Presentation Information

[5Yin-A-08]Interpretable Modeling of Organic Materials Synthesis Using Computational Chemistry Descriptors and Machine Learning

〇Kiho Matsubara1, Ryohei Kakuchi1, Takeshi Matsuda2, Kei Takahashi3, Noriaki Seko4, Masaaki Omichi4 (1. Gunma Univ., 2. Hannan Univ., 3. Osaka Metropolitan Univ., 4. QST-Takasaki)

Keywords:

machine learning,Materials Chemistry

Recently, the importance of data-driven approaches has increased in the field of chemistry, particularly in materials synthesis. However, in organic materials synthesis, the large number of interacting factors makes systematic understanding highly challenging. In this study, we address such complex systems by constructing a machine learning (ML) model that uses molecular descriptors calculated via computational chemistry as input features, enabling the prediction of reactivity and analysis of feature importance in materials synthesis.
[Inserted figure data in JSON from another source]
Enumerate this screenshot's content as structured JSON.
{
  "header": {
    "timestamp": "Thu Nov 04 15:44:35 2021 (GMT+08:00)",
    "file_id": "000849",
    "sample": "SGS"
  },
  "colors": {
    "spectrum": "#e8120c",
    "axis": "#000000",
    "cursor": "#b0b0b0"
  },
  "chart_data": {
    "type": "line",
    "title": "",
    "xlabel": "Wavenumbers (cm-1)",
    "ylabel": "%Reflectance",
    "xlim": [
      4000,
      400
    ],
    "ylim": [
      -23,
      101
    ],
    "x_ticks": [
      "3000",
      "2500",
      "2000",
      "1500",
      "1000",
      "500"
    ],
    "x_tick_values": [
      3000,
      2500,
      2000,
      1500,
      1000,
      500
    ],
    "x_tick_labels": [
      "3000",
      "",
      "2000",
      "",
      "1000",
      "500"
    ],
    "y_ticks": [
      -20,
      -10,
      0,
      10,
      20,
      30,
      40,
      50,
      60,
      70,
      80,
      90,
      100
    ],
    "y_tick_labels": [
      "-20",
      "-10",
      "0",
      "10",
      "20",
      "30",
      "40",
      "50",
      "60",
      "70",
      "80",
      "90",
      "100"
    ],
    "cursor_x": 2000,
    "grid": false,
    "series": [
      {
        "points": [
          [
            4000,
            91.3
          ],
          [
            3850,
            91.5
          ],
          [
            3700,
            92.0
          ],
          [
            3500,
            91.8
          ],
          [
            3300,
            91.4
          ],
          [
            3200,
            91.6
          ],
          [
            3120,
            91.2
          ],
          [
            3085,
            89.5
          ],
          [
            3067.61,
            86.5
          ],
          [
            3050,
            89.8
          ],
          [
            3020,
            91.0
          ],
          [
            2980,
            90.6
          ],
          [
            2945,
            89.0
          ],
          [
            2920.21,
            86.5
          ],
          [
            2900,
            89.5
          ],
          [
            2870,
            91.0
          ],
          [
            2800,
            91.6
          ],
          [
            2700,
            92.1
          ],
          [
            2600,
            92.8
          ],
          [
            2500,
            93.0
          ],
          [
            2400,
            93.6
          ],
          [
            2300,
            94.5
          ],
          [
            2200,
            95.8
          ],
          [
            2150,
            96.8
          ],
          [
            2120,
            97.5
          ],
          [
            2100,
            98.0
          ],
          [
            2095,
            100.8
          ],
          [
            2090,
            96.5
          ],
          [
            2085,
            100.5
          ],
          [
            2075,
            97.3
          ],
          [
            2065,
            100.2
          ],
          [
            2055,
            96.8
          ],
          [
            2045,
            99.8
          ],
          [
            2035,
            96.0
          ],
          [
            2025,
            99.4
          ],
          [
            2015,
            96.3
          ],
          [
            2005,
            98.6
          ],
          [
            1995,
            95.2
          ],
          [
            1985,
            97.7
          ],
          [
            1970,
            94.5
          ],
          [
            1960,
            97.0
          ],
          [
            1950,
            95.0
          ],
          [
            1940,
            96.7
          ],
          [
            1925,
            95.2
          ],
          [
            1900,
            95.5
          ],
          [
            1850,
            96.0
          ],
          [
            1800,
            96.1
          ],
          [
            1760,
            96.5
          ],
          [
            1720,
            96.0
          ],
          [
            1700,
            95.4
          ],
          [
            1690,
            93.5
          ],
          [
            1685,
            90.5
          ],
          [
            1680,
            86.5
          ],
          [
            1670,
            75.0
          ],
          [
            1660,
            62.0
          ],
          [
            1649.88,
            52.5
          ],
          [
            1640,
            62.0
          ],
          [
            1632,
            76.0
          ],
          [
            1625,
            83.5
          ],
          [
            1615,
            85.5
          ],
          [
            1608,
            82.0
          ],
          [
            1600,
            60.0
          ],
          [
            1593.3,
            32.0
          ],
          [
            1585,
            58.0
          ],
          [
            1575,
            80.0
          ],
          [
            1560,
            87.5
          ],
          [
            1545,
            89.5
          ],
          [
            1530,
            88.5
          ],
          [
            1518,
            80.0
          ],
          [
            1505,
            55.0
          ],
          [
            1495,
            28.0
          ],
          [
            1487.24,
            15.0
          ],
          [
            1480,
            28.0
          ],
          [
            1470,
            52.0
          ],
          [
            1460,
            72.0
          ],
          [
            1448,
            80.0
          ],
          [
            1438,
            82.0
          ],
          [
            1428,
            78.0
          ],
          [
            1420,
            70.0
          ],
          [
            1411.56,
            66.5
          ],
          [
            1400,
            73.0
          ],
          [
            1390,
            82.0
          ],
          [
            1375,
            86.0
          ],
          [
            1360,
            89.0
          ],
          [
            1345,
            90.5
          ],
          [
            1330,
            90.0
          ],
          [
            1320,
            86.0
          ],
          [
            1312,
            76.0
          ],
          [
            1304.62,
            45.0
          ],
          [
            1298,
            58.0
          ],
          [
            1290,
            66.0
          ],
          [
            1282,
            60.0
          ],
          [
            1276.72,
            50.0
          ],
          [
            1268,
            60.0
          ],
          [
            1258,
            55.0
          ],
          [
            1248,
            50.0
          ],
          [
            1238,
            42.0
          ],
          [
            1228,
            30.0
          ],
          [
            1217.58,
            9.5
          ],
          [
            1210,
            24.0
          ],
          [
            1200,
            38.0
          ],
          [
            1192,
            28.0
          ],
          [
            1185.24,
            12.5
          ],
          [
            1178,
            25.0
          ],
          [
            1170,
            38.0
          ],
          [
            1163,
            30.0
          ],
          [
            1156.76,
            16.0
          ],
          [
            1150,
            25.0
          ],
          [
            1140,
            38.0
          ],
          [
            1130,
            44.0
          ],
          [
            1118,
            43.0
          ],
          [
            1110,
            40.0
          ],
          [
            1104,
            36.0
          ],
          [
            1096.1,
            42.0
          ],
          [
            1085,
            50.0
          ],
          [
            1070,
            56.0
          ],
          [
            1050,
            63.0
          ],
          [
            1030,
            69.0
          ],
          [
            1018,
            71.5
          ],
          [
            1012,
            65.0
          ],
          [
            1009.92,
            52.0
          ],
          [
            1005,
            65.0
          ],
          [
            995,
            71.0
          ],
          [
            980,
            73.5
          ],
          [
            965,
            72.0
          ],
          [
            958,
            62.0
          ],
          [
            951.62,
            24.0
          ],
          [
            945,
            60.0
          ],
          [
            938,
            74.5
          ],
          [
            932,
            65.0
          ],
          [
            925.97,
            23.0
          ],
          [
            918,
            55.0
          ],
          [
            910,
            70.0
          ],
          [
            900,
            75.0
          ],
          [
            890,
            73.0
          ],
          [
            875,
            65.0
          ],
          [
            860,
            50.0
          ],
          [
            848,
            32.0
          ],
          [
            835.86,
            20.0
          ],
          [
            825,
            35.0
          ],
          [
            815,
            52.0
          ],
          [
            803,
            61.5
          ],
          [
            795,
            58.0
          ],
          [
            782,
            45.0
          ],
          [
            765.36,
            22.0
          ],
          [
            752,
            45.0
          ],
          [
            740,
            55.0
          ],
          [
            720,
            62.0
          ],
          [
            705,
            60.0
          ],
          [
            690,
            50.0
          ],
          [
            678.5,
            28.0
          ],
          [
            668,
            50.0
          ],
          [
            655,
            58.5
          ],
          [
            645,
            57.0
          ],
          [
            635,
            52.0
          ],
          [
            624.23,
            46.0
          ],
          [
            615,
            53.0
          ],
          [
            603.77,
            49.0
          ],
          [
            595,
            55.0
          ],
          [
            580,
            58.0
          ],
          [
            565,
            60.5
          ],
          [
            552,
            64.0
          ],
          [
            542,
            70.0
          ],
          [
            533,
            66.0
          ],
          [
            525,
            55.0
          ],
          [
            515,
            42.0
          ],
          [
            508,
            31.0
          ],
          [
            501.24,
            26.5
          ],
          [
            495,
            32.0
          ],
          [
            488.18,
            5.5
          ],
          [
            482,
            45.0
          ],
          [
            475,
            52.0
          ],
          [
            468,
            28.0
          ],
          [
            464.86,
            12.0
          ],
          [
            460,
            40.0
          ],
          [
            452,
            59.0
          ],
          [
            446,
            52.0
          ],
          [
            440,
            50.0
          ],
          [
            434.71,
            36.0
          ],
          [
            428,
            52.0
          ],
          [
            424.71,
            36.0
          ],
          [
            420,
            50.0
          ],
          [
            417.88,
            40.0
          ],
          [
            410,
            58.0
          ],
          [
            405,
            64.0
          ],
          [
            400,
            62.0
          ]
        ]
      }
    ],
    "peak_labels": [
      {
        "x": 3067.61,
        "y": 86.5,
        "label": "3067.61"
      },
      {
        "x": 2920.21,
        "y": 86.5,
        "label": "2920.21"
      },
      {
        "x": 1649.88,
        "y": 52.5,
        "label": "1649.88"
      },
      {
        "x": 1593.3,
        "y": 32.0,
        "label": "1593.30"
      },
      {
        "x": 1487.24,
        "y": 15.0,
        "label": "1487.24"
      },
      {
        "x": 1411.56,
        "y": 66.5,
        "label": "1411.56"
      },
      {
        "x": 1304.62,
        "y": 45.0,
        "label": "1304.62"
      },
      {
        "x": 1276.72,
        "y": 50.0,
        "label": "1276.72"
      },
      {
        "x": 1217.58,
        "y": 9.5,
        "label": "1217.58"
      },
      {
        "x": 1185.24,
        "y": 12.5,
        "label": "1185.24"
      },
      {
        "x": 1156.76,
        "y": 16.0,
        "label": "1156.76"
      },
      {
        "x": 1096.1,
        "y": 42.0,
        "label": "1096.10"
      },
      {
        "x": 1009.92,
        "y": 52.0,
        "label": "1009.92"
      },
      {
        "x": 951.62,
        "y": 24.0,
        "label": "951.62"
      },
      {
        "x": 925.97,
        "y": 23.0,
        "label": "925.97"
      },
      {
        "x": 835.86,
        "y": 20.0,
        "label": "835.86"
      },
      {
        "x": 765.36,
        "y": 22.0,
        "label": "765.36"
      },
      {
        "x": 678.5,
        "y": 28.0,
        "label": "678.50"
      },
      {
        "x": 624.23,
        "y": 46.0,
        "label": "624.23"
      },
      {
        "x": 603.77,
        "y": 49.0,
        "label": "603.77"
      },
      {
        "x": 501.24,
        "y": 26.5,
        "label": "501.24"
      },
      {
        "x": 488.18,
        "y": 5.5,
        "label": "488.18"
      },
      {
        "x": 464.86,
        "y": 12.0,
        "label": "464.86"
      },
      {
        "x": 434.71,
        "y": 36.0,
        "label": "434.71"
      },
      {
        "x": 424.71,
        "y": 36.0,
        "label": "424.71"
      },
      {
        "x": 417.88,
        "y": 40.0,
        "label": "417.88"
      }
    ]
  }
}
The target reaction is radiation-induced graft polymerization (RIGP), a representative organic materials synthesis process in which solvent effects, grafting monomers, and substrate properties interact in a highly complex manner. In particular, quantitative prediction of the influence of solvent selection on reactivity has remained an unresolved issue. Therefore, we conducted synthesis experiments using a wide variety of solvents to obtain reactivity data, and corresponding molecular properties were calculated by computational chemistry and used for ML. As a result, we demonstrate that the reactivity of previously unseen solvents can be explained based on molecular properties rather than simple correlations.